LSP now provides code lenses for tests, which allow clients to launch the Deno CLI executing specific tests identified in the IDE.

test code lens

For Visual Studio Code, you need version 3.6.0 or later of the vscode_deno extension to take advantage of this feature.

Support for per resource configuration

The LSP now supports per resource configuration as part of the LSP protocol. In Visual Studio Code, this manifests itself as multi-root workspaces which allow you to have specific configurations for different folders. Also checkout out the workspace folders documentation in the vscode_deno extension for more information.

Registry auto discovery

In Deno 1.10 we added support for import completions for remote registries. Previously you had to manually register remote registries you want to get completions for in your LSP settings. With this release the Deno extension will prompt you if it discovers that an registry you are importing supports registry import completions. You can opt out of auto discovery by setting the deno.suggest.imports.autoDiscover extension option to false.

registry auto discover

Support formatting JSON(C) and Markdown files

In addition to formatting JavaScript, JSX, TypeScript and TSX file, LSP can now format JSON, JSONC and Markdown files as well.

LSP formatter

Show X-Deno-Warning header as a diagnostic

When serving source code CDNs can provide X-Deno-Warning header that will be displayed when first downloading the source code. Now LSP can show those warnings inline. For example: when using deno.land/x warnings are shown if URL has no version included.

X-Deno-Warning header

Show hints in the linter diagnostics

Deno LSP provides diagnostics from the built-in linter and with this release it will display hints alongside the diagnostics.

Previously (1.10):

linter hint before

Now (1.11):

linter hint after

Show diagnostics for @deno-types and triple-slash refs

LSP can now understand // @deno-types and /// <reference /> comments and will provide diagnostics for those comments.

Updates to stable APIs

Following Deno APIs added support for using argument of type URL instead of string for arguments that represent filepath (URL with scheme other than file:// will not work).

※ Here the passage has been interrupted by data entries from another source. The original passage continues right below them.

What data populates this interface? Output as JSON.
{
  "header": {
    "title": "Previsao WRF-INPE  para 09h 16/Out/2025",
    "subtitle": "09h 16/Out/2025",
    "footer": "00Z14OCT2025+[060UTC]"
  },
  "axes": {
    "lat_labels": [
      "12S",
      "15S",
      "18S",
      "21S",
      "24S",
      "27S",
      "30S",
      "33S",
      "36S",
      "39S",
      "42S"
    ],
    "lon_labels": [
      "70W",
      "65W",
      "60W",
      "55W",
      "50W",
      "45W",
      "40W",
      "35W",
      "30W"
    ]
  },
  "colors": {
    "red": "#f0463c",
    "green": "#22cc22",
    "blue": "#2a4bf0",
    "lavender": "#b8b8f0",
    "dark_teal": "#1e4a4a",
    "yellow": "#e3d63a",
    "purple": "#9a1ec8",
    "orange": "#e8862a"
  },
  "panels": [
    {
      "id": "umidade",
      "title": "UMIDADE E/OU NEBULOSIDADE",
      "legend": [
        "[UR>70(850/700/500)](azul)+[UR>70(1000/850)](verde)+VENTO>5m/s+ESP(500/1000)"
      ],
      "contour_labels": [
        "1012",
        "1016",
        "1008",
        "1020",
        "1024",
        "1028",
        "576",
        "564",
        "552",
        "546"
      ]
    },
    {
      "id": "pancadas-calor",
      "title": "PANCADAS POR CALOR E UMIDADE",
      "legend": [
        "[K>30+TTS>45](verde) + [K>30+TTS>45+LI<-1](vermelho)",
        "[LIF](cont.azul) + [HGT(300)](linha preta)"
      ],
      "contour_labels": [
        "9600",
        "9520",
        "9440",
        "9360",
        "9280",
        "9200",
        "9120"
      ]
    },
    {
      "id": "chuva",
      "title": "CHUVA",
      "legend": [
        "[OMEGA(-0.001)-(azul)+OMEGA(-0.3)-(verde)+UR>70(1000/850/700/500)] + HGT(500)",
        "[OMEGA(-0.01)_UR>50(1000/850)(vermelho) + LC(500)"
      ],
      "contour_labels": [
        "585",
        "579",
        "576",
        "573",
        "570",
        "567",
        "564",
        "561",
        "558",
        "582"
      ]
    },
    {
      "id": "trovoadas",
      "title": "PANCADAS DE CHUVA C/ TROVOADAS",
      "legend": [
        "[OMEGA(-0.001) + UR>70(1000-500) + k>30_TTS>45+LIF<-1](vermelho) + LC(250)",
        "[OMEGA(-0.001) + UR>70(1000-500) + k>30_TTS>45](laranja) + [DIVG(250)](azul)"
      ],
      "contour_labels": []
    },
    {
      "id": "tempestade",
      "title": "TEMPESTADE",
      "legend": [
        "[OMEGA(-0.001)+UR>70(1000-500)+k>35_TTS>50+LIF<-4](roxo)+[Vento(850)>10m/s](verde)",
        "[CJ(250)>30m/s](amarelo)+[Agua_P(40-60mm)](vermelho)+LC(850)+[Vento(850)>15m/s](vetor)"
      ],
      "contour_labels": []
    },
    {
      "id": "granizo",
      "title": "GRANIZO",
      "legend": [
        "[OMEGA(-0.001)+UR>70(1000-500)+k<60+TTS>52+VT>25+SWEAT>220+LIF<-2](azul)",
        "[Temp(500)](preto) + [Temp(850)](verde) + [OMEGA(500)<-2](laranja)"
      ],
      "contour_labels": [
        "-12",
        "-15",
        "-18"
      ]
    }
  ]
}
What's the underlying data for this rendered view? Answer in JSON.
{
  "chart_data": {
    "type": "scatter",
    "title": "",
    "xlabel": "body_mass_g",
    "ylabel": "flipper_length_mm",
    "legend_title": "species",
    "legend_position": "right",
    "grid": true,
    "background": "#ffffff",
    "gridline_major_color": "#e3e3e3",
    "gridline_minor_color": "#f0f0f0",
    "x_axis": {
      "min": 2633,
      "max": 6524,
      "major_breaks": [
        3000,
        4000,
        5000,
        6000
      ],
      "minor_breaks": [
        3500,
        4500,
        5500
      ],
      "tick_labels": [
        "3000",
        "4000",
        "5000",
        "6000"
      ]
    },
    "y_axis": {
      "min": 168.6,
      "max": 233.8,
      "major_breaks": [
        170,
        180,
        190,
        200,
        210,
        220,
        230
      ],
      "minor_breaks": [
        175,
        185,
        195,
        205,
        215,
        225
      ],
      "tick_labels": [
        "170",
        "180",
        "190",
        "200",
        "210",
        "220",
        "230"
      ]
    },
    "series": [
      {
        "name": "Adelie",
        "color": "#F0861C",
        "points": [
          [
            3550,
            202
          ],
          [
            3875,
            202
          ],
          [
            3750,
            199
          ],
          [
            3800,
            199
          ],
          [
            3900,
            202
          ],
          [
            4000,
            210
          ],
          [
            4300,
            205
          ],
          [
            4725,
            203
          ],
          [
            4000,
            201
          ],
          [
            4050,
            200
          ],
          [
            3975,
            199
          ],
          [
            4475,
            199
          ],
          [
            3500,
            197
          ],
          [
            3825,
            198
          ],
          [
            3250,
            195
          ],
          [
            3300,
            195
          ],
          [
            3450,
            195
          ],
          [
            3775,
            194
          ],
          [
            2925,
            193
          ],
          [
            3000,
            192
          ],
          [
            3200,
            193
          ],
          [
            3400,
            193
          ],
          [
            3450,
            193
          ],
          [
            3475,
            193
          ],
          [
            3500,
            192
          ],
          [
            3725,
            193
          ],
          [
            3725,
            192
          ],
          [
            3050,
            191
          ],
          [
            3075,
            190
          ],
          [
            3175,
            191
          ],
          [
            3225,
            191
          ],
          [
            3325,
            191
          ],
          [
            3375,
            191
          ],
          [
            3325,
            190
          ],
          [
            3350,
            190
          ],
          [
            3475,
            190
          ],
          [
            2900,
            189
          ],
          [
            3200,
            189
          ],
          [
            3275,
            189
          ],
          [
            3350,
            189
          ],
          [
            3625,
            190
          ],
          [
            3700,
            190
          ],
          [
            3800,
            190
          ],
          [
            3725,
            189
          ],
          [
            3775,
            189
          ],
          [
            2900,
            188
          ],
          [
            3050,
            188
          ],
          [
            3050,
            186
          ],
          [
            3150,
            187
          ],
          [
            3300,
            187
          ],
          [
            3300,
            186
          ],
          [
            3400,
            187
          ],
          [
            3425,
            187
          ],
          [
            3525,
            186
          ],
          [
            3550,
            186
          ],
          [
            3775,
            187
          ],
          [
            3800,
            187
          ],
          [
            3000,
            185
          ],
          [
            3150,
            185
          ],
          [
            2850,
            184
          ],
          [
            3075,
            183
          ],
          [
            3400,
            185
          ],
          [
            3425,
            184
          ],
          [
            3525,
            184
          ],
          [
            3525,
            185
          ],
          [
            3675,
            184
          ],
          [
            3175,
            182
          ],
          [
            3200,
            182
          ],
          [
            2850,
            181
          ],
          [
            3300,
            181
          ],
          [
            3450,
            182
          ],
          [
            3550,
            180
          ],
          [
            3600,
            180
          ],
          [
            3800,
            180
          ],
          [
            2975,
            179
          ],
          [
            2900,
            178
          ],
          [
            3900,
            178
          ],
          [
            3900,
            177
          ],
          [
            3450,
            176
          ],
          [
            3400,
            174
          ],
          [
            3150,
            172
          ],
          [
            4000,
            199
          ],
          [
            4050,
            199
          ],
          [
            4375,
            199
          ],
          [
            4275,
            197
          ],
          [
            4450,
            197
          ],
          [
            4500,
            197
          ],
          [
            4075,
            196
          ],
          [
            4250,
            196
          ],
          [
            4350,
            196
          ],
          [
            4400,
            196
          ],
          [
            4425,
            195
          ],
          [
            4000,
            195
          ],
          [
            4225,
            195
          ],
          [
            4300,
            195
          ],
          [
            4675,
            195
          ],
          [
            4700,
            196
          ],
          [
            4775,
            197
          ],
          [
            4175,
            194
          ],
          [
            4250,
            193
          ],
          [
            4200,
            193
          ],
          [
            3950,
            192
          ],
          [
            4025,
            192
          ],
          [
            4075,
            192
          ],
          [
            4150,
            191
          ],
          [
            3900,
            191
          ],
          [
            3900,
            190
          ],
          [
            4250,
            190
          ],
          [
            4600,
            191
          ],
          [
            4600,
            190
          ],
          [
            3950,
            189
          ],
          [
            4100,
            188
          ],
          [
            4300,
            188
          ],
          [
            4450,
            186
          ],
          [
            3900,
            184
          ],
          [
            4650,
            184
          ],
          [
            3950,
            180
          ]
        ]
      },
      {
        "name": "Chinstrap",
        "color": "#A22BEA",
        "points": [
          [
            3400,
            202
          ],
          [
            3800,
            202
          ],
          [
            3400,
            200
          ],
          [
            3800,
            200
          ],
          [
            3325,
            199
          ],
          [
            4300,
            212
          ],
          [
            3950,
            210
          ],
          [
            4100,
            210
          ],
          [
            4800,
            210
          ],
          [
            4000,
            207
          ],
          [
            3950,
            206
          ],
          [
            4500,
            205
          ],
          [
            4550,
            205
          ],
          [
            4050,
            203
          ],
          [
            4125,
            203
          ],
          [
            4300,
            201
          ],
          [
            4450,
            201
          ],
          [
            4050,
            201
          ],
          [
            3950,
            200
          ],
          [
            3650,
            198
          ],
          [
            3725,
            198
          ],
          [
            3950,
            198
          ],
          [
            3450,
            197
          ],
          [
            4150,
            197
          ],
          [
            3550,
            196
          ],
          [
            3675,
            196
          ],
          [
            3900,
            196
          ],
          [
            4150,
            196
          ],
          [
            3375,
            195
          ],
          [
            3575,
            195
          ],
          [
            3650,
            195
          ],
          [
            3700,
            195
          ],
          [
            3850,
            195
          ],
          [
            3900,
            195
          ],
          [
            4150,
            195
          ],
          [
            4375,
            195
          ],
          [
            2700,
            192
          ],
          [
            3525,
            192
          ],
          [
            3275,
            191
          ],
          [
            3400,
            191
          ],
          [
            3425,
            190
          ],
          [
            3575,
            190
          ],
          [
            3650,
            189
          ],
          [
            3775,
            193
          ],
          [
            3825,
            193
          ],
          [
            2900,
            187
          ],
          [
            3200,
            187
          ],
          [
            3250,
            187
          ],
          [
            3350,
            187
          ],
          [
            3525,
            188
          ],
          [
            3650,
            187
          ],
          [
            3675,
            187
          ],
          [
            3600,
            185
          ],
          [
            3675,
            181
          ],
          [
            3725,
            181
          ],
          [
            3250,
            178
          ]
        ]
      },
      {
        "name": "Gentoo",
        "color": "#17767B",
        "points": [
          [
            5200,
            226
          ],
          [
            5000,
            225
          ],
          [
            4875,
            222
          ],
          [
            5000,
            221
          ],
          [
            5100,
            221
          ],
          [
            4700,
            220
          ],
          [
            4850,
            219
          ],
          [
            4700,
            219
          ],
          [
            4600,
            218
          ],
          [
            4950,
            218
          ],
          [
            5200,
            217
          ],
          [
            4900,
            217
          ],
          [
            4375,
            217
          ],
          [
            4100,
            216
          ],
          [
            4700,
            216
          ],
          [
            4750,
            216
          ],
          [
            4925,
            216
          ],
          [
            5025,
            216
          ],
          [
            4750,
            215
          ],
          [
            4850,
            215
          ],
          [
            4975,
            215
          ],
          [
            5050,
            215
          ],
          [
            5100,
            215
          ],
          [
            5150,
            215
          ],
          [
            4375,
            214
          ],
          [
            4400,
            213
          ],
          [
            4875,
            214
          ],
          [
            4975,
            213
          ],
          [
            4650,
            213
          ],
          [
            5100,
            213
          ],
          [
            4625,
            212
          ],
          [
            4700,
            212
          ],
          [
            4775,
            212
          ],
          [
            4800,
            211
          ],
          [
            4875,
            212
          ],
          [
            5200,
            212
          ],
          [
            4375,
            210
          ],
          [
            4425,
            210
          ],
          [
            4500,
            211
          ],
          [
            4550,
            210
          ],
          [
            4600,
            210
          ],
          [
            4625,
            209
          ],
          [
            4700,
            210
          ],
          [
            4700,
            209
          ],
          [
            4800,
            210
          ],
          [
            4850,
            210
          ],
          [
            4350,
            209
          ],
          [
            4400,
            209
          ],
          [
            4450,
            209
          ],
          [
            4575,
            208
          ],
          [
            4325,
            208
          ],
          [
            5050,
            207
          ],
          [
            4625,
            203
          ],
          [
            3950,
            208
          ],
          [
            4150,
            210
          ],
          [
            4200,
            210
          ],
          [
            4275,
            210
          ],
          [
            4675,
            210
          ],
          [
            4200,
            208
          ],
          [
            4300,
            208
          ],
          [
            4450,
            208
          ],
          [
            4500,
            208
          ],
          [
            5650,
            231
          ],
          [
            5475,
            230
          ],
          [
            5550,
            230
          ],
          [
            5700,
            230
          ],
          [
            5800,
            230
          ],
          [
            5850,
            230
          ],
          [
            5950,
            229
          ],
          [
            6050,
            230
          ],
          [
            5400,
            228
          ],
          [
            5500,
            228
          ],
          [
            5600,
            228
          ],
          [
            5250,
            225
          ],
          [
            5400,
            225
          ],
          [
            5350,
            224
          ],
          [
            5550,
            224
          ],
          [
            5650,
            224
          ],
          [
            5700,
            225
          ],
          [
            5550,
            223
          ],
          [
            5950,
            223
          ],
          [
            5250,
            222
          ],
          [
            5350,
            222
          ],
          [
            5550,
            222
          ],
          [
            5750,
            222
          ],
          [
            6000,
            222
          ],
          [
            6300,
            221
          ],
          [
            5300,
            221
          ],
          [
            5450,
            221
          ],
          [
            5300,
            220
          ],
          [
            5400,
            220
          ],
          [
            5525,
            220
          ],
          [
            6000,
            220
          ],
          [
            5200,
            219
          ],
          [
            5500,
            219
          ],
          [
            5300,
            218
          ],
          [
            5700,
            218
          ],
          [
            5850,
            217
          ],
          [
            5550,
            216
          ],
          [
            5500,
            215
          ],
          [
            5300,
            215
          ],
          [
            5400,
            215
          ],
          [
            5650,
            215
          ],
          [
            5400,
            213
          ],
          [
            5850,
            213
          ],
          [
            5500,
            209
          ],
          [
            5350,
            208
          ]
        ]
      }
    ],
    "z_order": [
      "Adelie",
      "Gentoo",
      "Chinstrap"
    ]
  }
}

This change is backwards compatible.

TypeScript 4.3

Deno 1.11 ships with the latest stable version of TypeScript. For more information on new features in TypeScript see Announcing TypeScript 4.3

Web compatibility and ecosystem updates

With every release we are continuing our work on improving the compatibility between APIs in Deno and APIs in web browsers.

One way we are doing this is by sharing a test suite with browsers like Chrome, Firefox, Safari, and Servo. This shared web platform test suite checks that all browsers adhere to the same web platform specifications, so your code can be portable across engines.

You can now view our progress towards web compatibility on our new web platform test dashboard at https://wpt.deno.land. It displays the status of all the WPTs we execute in our continuous integration flow. We are also working with Philip Jägenstedt from the Chromium ecosystem infrastructure team to get Deno compatibility data on https://wpt.fyi. This will allow for comparisons between different versions of Deno, or between Deno and other browser engines.

We are also working on getting Deno compatibility data displayed on MDN so you can figure out what APIs Deno supports, right on the canonical source of documentation for Web APIs.